憧れだった職業に就けたはずだったのに、あの新鮮な気持ちはどこへ行ってしまったのだろう。無駄に積んだ勤続年数で、役職だけが上がっていった。増えたのは残業時間、責任、重圧。肝心のお給料は年々減り、いいように使われているという思いに潰されそうだった。
大好きなフラメンコに通えなくなったのがその気持ちに拍車をかけた。レッスンには間に合わなくて、月謝を払うのがきついのだから。フラメンコから遠のいて2年間。荒んでゆく心を救ってくれたのは親友だった。練習でも本番でもパレハを組んでくれた親友が、この時代に忙しく働けることの幸せさを得々と説いてくれた。この時代に好きな職種に就いていられる贅沢さも。頭ではわかっていることを改めて言ってもらえることで、私は自分自身を保っていられた。「ブレない軸を」。彼女が言い続けてくれた言葉。一本の軸が通っていれば多少の揺さぶりなんか感じない。フラメンコは時に人生に通じるヒントをくれる。

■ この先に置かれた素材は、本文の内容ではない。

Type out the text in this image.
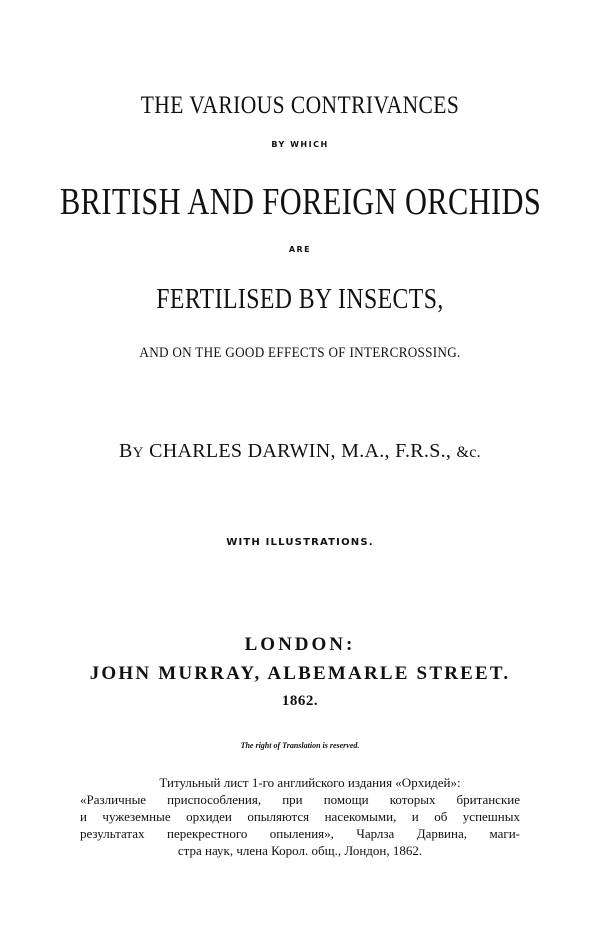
THE VARIOUS CONTRIVANCES

BY WHICH

BRITISH AND FOREIGN ORCHIDS

ARE

FERTILISED BY INSECTS,

AND ON THE GOOD EFFECTS OF INTERCROSSING.

BY CHARLES DARWIN, M.A., F.R.S., &c.

WITH ILLUSTRATIONS.

LONDON:

JOHN MURRAY, ALBEMARLE STREET.

1862.

The right of Translation is reserved.

Титульный лист 1-го английского издания «Орхидей»:
«Различные приспособления, при помощи которых британские
и чужеземные орхидеи опыляются насекомыми, и об успешных
результатах перекрестного опыления», Чарлза Дарвина, маги-
стра наук, члена Корол. общ., Лондон, 1862.
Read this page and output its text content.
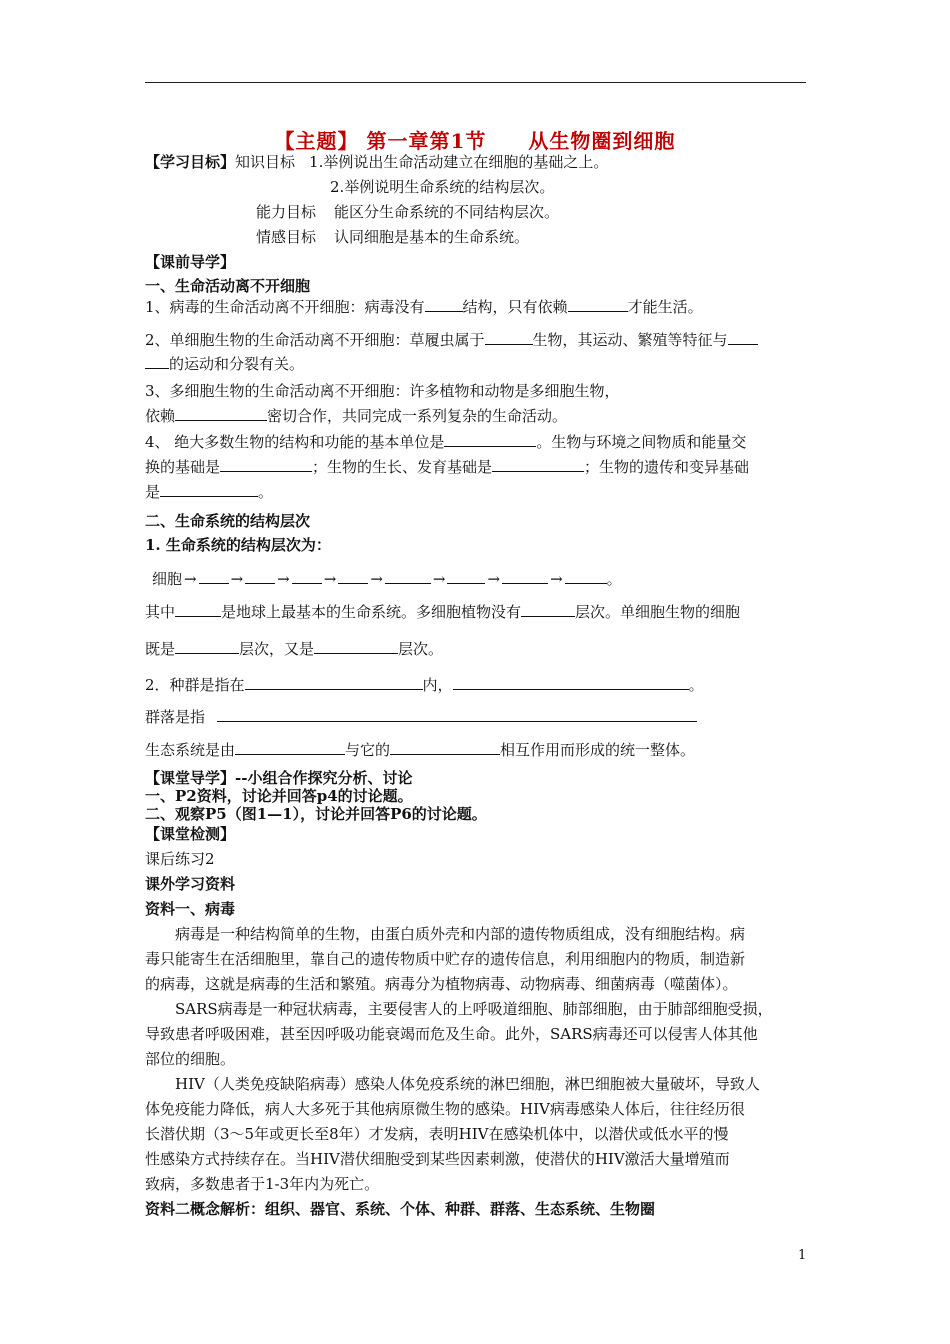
【主题】 第一章第1节　　从生物圈到细胞
【学习目标】知识目标 1.举例说出生命活动建立在细胞的基础之上。
2.举例说明生命系统的结构层次。
能力目标 能区分生命系统的不同结构层次。
情感目标 认同细胞是基本的生命系统。
【课前导学】
一、生命活动离不开细胞
1、病毒的生命活动离不开细胞：病毒没有	结构，只有依赖	才能生活。
2、单细胞生物的生命活动离不开细胞：草履虫属于	生物，其运动、繁殖等特征与
的运动和分裂有关。
3、多细胞生物的生命活动离不开细胞：许多植物和动物是多细胞生物，
依赖	密切合作，共同完成一系列复杂的生命活动。
4、 绝大多数生物的结构和功能的基本单位是	。生物与环境之间物质和能量交
换的基础是	；生物的生长、发育基础是	；生物的遗传和变异基础
是	。
二、生命系统的结构层次
1. 生命系统的结构层次为：
细胞 → → → → →	→	→	→	。
其中	是地球上最基本的生命系统。多细胞植物没有	层次。单细胞生物的细胞
既是	层次，又是	层次。
2．种群是指在	内，	。
群落是指
生态系统是由	与它的	相互作用而形成的统一整体。
【课堂导学】--小组合作探究分析、讨论
一、P2资料，讨论并回答p4的讨论题。
二、观察P5（图1—1），讨论并回答P6的讨论题。
【课堂检测】
课后练习2
课外学习资料
资料一、病毒
病毒是一种结构简单的生物，由蛋白质外壳和内部的遗传物质组成，没有细胞结构。病
毒只能寄生在活细胞里，靠自己的遗传物质中贮存的遗传信息，利用细胞内的物质，制造新
的病毒，这就是病毒的生活和繁殖。病毒分为植物病毒、动物病毒、细菌病毒（噬菌体）。
SARS病毒是一种冠状病毒，主要侵害人的上呼吸道细胞、肺部细胞，由于肺部细胞受损，
导致患者呼吸困难，甚至因呼吸功能衰竭而危及生命。此外，SARS病毒还可以侵害人体其他
部位的细胞。
HIV（人类免疫缺陷病毒）感染人体免疫系统的淋巴细胞，淋巴细胞被大量破坏，导致人
体免疫能力降低，病人大多死于其他病原微生物的感染。HIV病毒感染人体后，往往经历很
长潜伏期（3～5年或更长至8年）才发病，表明HIV在感染机体中，以潜伏或低水平的慢
性感染方式持续存在。当HIV潜伏细胞受到某些因素刺激，使潜伏的HIV激活大量增殖而
致病，多数患者于1-3年内为死亡。
资料二概念解析：组织、器官、系统、个体、种群、群落、生态系统、生物圈
1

このたび丸2年離れたフラメンコを来月から再開することにした。更に忙しい部署への移勤願いが通った今、月1~2回通えるかどうかのスケジュールで月謝のほとんどを棒に振ってしまうけれど、それでもあえてのこの時期を選んだ。暇になるのを待っていたら、いつ踊れるかわからない。お金には代えられない。高価なお月謝を稼ぐのは大変だけど、元気で稼げることに感謝して。仕事とフラメンコの両立は大変だけど、今度こそ笑顔で乗り越える!